GM bought back $21.4bn of stock since 2012, a significant number not just because it represents roughly 2/3 of the current market cap of the company but because MS Analyst Adam Jonas calculates the combined capex and R&D of Tesla since its IPO to be approximately $20bn. What if GM allocated its $21.5bn towards electrification or accelerating new electrical architectures, operating systems/software, and autonomous technologies? Would it be in a stronger position today? Or a weaker position?
Look at the chart of GM since that massive joke of a buyback started in 2012.
Also, IBM has spent $140B on buybacks under the last CEO and saw 24 quarters of revenue declines.
Stock price over those 24 quarters.
Invariably stocks buybacks which I personally detest benefit CEO’s, board members, hedge funds, and activists that advocate for that activity.
I can only imagine a world where I could see organic growth and legit stock performance without companies always hanging around on their own bid.

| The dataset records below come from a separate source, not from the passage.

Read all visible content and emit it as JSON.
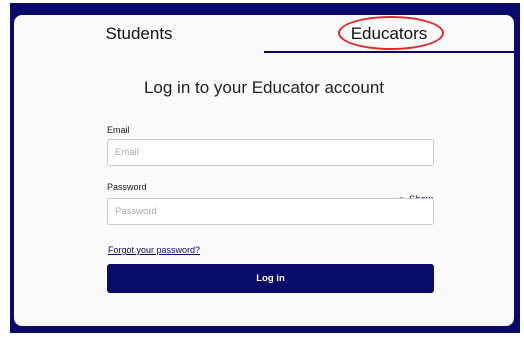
{
  "tabs": [
    {
      "label": "Students",
      "active": false
    },
    {
      "label": "Educators",
      "active": true
    }
  ],
  "heading": "Log in to your Educator account",
  "form": {
    "email_label": "Email",
    "email_placeholder": "Email",
    "password_label": "Password",
    "password_placeholder": "Password",
    "show_label": "Show",
    "forgot_label": "Forgot your password?",
    "login_label": "Log in"
  },
  "colors": {
    "primary": "#0a0a6b",
    "highlight": "#e02828",
    "background": "#fafafa"
  }
}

But then how would they ever beat earnings? Issue debt but tighten the stock float…..has worked like a charm for 10 years.
I almost bought some things Thursday, but that Fib level ended of being the fail spot at least for now so I’m glad I avoided longs. ROKU was an example of an outstanding chart on Wednesday, almost a perfect set up, but it got throttled on Friday. It pays to be patient.
It still looks good as long as it holds that 21 day moving average (green line).
Apple bulls like to talk about the “200B” of cash & securities on AAPL’s balance sheet. That’s no longer true. Apple does still have $192.8B in cash & securities, but now also has $110B of debt (& rising fast). Net cash is down to just $83B & almost certain to fall again this qtr.
AAPL hung in well on Friday but reversed bigger gains.
Regarding that cool triple top breakout on XLE. Well, its back under the breakout.
The semiconductors also broke a few things on Friday. Its uptrend line, its 21, and 200-day moving averages.
Catch you tomorrow. I want to see if the bulls step up this week or if they let the bears have their way with things for a while.